The characters of Mad Men aren’t in the driver’s seat of the upheavals they endure; they’re not in the situation room for the Cuban Missile Crisis, or in Chicago for the ’68 convention. Despite Don’s master-of-the-universe persona, they’re subjects, not objects, processing national or global events on a mundane, personal level Brennan calls “human-sized.” There’s no better show at demonstrating how a cataclysm that came to stand for a loss of American innocence can interface with one woman’s profound alienation from her own picture-perfect version of the American dream.

“On a macro level, what I really love about, say, an episode like ‘The Grown-Ups’”—the Season 3 hour depicting the JFK assassination’s fallout on the Sterling Cooper staff—“is how it shows people faced with something that seems completely inconceivable to them, and yet they manage to survive it,” Brennan says. “There’s some sense of comfort that I draw in watching, for example, Betty sitting in front of the TV, unable to tear herself away from Kennedy assassination coverage. That feels like me and Twitter.”

There’s also a more mundane appeal to watching a workplace drama at a time when so many workplaces are shut down or dispersed—particularly the white-collar offices Mad Men so artfully depicts. After giving a thoughtful explanation of why she wanted to re-experience Mad Men knowing where its many character arcs wind up over the course of a decade, Hagi added, “Also, I just wanted to watch people doing their jobs.”

Mad Men’s stance on capitalism in general, and advertising in specific, can be complicated. Left-leaning characters like Peggy’s journalist boyfriend Abe readily voice critiques of the industry; the compromises of success lead one agency partner to prostitute herself and another to die by suicide. But at the end of the day, Mad Men is about the enormous investment its characters put into their jobs, and the equally sizable dividends they get out of them. Advertising is how Dick Whitman turns himself into Don Draper, how Peggy Olson goes from shy secretary to path-forging professional, how Pete Campbell makes a name for himself apart from his WASPy New York dynasty.

“It’s like a love letter to the workplace,” Saraiya explains. “The characters are invigorated and empowered by working together.” That infectious enthusiasm comes through in the attention to detail, which revels in minutiae that now provoke an unexpected pang of nostalgia; imagine Don giving the Carousel speech over Zoom. “The show cares about negotiation.
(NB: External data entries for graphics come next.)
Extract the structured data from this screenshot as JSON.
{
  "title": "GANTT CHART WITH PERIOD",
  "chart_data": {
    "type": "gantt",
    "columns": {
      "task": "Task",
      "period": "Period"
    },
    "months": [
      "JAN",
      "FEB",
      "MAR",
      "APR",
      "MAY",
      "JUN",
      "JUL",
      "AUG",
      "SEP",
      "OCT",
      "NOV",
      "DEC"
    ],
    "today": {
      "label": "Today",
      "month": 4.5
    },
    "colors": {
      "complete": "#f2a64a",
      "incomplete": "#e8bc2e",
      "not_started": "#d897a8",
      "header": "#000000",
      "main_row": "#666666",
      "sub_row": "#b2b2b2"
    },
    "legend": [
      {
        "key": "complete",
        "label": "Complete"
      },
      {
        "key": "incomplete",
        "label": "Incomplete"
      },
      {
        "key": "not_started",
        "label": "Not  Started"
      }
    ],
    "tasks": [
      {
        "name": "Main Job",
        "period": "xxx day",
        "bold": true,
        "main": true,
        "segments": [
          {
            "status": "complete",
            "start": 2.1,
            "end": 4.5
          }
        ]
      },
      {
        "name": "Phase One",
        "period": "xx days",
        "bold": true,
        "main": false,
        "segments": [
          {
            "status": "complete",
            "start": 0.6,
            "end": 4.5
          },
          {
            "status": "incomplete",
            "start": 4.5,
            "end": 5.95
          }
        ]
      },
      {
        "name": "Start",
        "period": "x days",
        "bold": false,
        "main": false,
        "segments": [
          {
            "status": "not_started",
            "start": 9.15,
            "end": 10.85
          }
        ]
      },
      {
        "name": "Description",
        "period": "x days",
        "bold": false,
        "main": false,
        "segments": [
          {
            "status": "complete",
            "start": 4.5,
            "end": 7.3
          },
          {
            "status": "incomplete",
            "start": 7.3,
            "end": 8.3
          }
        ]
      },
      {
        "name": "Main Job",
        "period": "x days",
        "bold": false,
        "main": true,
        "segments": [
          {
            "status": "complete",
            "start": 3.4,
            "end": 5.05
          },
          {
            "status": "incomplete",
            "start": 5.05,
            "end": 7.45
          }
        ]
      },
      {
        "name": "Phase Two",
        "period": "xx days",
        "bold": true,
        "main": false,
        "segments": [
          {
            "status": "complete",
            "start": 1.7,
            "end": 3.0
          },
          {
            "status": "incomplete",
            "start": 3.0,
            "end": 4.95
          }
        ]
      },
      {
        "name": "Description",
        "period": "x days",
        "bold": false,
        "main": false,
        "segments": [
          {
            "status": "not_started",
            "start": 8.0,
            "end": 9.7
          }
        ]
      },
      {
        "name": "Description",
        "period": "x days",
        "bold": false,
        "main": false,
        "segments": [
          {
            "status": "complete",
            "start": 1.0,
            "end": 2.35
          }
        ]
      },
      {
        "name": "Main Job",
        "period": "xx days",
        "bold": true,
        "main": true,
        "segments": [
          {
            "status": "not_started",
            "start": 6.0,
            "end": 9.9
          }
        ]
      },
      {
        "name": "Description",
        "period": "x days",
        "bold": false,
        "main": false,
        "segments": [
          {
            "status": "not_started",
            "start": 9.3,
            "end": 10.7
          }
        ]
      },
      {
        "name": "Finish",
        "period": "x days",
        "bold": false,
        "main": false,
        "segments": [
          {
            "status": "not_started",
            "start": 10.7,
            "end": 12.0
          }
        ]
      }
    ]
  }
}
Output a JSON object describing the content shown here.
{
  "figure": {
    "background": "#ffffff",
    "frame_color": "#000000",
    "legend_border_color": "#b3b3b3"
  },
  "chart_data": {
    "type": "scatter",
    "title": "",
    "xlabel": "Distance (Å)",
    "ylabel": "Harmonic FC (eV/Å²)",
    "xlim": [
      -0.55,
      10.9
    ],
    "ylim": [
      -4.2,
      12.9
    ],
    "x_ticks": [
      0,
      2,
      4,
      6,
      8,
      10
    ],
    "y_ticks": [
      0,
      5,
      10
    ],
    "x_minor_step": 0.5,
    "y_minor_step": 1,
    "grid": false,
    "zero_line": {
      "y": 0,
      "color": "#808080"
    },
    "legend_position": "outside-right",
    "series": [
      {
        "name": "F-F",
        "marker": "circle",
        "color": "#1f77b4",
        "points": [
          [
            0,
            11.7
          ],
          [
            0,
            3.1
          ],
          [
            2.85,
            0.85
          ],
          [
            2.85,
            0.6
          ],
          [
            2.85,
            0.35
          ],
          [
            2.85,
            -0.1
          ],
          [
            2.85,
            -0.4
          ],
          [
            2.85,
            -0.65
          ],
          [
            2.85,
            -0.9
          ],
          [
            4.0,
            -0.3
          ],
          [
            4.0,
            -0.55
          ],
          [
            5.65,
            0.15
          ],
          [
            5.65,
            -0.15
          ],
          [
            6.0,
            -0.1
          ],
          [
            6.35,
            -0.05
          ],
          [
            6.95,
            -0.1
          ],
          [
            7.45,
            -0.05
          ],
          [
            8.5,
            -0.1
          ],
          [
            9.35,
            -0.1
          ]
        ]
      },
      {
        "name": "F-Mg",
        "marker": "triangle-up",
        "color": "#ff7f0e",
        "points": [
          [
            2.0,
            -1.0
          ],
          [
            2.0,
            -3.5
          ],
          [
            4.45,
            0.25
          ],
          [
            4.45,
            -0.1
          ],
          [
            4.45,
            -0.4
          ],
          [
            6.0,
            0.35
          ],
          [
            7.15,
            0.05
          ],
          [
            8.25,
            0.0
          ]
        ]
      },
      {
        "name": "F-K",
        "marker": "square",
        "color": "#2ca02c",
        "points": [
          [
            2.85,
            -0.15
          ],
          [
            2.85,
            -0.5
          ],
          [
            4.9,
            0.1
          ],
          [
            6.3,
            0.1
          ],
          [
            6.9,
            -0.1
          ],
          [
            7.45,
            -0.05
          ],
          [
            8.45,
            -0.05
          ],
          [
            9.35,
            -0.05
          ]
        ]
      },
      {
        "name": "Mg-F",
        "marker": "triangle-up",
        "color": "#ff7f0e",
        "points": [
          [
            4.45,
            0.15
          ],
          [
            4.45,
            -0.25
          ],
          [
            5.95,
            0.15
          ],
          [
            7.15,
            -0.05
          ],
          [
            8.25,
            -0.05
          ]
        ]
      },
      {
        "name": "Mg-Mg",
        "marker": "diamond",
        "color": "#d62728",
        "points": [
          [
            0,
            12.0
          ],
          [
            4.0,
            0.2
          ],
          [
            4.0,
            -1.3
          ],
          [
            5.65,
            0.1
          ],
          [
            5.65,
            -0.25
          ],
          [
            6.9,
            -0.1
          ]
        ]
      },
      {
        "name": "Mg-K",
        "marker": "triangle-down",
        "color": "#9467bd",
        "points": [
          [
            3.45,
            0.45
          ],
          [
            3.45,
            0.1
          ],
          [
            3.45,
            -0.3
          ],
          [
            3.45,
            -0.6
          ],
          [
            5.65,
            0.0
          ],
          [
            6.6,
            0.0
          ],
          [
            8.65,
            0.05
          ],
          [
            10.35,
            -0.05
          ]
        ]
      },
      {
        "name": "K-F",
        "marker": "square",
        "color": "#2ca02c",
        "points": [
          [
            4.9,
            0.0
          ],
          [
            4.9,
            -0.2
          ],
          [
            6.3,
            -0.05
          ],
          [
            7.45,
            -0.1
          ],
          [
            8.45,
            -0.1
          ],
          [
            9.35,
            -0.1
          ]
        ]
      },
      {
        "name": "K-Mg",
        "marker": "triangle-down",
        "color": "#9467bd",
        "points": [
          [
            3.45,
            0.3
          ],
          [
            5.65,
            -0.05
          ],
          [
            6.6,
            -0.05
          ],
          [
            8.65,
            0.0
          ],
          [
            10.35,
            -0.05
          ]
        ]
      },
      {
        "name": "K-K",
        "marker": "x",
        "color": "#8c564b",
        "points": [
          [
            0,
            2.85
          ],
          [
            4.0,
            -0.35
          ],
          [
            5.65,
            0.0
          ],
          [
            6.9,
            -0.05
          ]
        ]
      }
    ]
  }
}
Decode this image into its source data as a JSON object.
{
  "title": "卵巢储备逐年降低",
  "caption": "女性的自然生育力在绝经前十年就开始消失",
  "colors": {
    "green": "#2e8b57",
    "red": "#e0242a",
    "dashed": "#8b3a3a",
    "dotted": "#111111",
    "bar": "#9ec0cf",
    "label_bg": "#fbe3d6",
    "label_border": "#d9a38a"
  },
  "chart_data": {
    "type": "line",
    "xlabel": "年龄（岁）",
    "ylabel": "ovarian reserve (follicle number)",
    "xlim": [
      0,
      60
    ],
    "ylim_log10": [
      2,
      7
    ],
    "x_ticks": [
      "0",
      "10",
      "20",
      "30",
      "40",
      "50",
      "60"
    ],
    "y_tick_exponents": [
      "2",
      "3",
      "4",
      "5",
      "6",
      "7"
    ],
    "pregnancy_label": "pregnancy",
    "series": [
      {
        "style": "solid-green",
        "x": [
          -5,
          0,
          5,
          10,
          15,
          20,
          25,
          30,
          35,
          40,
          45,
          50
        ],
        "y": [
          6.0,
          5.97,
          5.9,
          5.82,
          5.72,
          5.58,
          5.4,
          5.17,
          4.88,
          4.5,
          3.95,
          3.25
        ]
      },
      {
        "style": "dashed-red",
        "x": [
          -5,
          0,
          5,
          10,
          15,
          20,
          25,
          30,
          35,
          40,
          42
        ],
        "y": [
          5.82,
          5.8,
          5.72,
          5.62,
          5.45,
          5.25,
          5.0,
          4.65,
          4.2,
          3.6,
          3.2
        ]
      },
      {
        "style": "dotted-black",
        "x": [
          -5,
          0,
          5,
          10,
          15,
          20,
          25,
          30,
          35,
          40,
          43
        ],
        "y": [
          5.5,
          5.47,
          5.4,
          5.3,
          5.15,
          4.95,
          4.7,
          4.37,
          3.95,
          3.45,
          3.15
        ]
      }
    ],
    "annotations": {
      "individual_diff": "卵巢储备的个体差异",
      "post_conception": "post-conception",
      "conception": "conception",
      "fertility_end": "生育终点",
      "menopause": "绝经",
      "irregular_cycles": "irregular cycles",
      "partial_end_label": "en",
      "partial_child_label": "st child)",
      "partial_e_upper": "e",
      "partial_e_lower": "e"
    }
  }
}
It cares about pitching. I can think of so many workplace dramas that don’t even get remotely as close into the nitty-gritty of what it means to be at work, to be a working person.”

For those fortunate enough to be able to do their jobs from home without risking infection to provide essential services, work itself can feel almost like a video game right now, an abstract object you can influence with a few strokes of your keyboard. Such distance can leave you feeling detached from day-to-day existence. TV characters have long been stereotyped as a substitute for friendships. Now, they’re taking the place of water-cooler banter and office gossip. Zachary Hetlage is a colorist in L.A. who’s worked with advertising agencies, some of them old enough to have been referenced on Mad Men. He’s taken to putting it on in the background during the workday. “I kind of felt like watching something in a workplace setting might be nice,” Hetlage says. “[Mad Men] in no way reflects what my office life is really like, but seeing people talk about my job when I can’t actually do my job is pretty refreshing.”

Mad Men portrays a very particular kind of work, one that’s arguably on the decline as postwar prosperity gives way to the 21st century gig economy. Such knowledge workers are overrepresented among Mad Men’s fan base, as they were when it was still on the air. Still, Mad Men’s specific insight into the art of accounts comes with a more general one into the cognitive dissonance of unprecedented events. We can’t all come up with an iconic Coca-Cola ad, but we can still search for our hilltop at Esalen.